Il avait pris sa décision.

Tout au long de l'interminable couloir du donjon, il laissa son regard se perdre sur son environnement et son esprit vagabonder dans des contrées lointaines. Les murs de la forteresse étaient faits d'une pierre grise, assombrie par la saleté. Les seules sources de lumière étaient les torches tenues par les geôliers d'Harold.

La zone manquait d'entretien, mais pour qui aurait été observateur, il était possible de voir le soin apporté à la taille de la pierre. La forteresse choisie par Drago n'était pas de celles réalisées à la va-vite. Sa construction avait été faite dans les règles de l'art, par des artisans qualifiés. Si cela était l'œuvre du peuple de Drago alors il fallait leur reconnaître leur savoir-faire. Si elle avait été prise de force à un autre clan, celui-ci devait être loué pour son travail. Un tel peuple serait utile quand ce conflit prendrait fin pour reconstruire les bâtiments détruits par les affres de la guerre.

Songer à l'après donnait à Harold un sentiment de possibilité, d'espoir. La fin de la guerre était le sujet qui occupait chaque jour un peu plus son esprit. Il voulait voir cesser tous ces combats. Il souhaitait mettre fin à ces massacres inutiles. Il avait déjà perdu bien des hommes, sur ses épaules pesaient des responsabilités dont il n'avait jamais voulu. Plus d'une fois, il avait imaginé céder cela à plus compétent, toujours on lui avait dit qu'il était le meilleur. Pourtant, il avait été critiqué et remis en question.

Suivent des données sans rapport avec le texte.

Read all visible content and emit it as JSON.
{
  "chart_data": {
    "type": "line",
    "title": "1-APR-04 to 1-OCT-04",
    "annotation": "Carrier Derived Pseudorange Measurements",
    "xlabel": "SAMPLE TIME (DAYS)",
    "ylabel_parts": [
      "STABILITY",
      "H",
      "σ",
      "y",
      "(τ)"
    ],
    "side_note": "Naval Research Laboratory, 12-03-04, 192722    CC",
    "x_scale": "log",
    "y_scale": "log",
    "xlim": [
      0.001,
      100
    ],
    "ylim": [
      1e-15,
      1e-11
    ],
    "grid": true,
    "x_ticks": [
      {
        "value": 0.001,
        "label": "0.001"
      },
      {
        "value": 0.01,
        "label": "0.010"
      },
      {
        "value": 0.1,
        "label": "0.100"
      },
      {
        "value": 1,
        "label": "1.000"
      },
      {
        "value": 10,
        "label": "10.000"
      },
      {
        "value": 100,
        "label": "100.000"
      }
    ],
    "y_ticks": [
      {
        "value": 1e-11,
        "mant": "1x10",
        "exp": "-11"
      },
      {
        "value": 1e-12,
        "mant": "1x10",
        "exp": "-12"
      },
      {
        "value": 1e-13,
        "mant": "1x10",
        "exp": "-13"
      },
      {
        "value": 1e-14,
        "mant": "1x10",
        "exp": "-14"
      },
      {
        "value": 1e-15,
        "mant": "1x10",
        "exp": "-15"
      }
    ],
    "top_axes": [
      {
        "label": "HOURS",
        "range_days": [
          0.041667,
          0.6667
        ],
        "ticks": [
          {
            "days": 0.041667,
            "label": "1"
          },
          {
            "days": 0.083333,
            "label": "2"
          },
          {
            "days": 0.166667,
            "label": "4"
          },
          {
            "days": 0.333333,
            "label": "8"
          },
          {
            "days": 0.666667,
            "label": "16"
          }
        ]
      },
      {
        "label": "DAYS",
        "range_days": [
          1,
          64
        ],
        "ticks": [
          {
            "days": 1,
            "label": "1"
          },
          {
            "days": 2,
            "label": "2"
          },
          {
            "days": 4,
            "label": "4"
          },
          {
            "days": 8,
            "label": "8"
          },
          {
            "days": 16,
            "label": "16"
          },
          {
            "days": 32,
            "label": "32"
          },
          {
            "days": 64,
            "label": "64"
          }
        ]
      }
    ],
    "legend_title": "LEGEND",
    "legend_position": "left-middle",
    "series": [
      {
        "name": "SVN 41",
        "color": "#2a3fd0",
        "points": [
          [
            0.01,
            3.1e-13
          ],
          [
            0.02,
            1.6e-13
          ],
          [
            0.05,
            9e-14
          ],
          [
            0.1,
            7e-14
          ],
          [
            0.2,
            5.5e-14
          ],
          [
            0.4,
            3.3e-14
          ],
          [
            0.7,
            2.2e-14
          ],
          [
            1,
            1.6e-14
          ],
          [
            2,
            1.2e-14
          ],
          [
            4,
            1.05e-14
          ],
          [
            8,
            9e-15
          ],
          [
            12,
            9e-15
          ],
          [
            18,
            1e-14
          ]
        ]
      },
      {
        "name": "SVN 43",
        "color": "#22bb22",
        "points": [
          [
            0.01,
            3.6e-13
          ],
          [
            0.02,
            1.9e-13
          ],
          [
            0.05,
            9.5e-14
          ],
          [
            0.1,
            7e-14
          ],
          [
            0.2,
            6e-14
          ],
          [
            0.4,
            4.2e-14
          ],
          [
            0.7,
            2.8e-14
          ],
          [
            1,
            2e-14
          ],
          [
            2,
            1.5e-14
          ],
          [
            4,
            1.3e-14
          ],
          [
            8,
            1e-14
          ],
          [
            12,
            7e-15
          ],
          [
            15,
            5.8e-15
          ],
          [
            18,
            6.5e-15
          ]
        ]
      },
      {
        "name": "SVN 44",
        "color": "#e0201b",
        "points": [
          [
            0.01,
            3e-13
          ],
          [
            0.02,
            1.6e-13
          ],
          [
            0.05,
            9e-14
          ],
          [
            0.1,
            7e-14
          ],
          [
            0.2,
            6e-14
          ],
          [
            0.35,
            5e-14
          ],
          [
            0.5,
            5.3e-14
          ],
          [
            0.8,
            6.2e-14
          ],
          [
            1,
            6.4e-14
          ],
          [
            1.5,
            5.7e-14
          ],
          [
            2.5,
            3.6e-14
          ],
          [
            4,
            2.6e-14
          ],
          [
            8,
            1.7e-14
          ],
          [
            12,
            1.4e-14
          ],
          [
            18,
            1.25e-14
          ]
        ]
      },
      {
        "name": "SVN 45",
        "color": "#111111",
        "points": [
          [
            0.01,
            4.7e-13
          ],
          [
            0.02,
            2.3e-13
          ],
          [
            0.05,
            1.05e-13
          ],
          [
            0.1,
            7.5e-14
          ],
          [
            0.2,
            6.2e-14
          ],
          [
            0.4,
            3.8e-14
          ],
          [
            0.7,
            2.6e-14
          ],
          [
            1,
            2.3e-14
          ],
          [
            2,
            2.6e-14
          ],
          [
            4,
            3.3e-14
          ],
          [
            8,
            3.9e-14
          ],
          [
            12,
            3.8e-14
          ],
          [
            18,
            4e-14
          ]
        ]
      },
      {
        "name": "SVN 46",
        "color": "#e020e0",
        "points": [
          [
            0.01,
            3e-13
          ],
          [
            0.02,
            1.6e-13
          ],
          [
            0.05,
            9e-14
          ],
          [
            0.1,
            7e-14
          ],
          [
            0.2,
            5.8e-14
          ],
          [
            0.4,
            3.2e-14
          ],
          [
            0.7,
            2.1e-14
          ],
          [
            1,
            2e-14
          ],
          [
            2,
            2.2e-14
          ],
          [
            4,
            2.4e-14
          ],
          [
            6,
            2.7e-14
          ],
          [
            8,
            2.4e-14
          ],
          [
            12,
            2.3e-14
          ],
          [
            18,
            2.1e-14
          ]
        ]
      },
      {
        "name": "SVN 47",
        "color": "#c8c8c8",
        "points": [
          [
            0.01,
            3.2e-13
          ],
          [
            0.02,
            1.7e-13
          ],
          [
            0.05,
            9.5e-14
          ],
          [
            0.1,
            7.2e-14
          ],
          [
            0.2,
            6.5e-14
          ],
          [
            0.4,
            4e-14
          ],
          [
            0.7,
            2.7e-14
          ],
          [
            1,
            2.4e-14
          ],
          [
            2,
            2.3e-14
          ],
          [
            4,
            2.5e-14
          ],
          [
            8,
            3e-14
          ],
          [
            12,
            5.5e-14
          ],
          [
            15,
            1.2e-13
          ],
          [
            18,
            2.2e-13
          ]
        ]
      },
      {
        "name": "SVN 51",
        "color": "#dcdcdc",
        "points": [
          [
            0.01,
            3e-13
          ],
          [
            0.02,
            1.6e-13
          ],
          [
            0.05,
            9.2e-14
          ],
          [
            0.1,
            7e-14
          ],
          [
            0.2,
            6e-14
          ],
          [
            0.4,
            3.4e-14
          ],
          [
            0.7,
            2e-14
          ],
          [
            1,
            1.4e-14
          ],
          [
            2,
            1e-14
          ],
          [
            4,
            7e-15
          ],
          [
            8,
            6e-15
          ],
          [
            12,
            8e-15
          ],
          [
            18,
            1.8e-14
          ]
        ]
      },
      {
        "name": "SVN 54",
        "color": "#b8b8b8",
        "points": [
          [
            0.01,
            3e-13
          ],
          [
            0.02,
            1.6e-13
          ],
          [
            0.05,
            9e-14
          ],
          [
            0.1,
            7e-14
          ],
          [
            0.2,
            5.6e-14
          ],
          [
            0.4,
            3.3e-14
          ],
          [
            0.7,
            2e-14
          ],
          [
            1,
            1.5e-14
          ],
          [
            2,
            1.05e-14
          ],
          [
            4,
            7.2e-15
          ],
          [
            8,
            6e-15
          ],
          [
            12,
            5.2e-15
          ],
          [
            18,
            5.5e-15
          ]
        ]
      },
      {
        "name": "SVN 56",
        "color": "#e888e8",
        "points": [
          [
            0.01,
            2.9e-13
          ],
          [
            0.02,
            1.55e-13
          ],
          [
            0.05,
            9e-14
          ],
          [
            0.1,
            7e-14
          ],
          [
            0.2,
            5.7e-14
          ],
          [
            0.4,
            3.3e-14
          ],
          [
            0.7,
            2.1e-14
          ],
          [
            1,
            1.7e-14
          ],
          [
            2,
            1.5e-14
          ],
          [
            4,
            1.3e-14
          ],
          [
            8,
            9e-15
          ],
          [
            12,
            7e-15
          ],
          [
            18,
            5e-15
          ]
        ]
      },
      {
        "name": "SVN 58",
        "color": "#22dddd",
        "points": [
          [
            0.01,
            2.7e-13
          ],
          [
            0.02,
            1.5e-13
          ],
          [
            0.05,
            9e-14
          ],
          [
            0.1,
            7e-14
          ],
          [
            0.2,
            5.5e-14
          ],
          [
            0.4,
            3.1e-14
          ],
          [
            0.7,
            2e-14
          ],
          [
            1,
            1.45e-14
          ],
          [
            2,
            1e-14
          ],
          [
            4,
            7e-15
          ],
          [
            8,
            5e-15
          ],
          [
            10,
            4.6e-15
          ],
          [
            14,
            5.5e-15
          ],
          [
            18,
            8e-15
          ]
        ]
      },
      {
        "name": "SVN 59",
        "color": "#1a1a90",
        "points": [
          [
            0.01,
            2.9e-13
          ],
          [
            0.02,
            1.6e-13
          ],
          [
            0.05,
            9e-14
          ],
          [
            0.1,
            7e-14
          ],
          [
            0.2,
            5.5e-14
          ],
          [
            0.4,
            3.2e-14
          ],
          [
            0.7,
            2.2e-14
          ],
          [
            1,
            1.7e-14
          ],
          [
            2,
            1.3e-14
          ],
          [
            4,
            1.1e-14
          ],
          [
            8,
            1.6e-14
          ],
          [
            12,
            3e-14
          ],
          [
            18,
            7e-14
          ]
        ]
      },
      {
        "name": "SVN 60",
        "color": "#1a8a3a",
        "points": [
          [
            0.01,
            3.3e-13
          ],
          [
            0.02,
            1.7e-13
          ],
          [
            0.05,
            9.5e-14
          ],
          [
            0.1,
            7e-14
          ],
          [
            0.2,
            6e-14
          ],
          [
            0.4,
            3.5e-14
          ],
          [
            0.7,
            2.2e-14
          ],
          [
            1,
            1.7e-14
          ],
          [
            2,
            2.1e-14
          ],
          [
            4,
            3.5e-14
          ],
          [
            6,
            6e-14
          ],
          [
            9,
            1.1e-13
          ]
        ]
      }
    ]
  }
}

Des chefs avaient préféré privilégier leurs jeux politiques au pragmatisme de la situation, ils avaient cru pouvoir jouer sur tous les tableaux. Il avait été trahi par ceux-là mêmes qui se disaient être d'une loyauté sans faille. Trahi par sa famille, trahi par ceux qui avaient vu en lui un chef, trahi par ses amis. Le temps passé dans sa cellule lui avait permis de comprendre que sa vie avait toujours tourné autour de ce seul mot, trahison.

Avait-il pour autant abandonné ? Non !

Quand il s'en était rendu compte, il avait manqué de basculer. Si quelqu'un était venu lui dire que dans un tel moment, songer à abandonner n'était pas concevable alors cette personne n'aurait pas été humaine. L'esprit humain n'était pas inébranlable. On pouvait se voiler la face, faire abstraction des désagréments, repousser à plus tard les problèmes, mais un jour ou l'autre il fallait y faire face. Harold avait enduré. Il avait fait des erreurs, aujourd'hui il les avait acceptés. On avait voulu qu'il soit un modèle, il avait été considéré comme infaillible, lorsqu'il s'était trompé, la chute avait été d'autant plus dure. Ceux qui n'avait jamais fait que hocher la tête, incapables de prendre des décisions par eux-mêmes s'étaient levés pour s'en prendre à lui. Égaux à ce qu'ils avaient toujours été, ils avaient usé de fourberie. Ils avaient réussi à faire douter Harold.

Il avait accepté tout cela. C'était sans importance.

Il avait eu le temps d'éclaircir son esprit. Il savait ce qu'il voulait et ce qu'il devait faire. Seuls comptaient ceux qu'ils aimaient. Pour Astrid et les Nordiens il ferait le nécessaire. Les chefs n'avaient pas d'importance, le peuple en avait. Les traîtres seraient châtiés. Ses véritables amis se tiendraient à ses côtés, pour les autres il endurcirait son cœur. Il garderait les larmes pour l'après, quand tout serait terminé.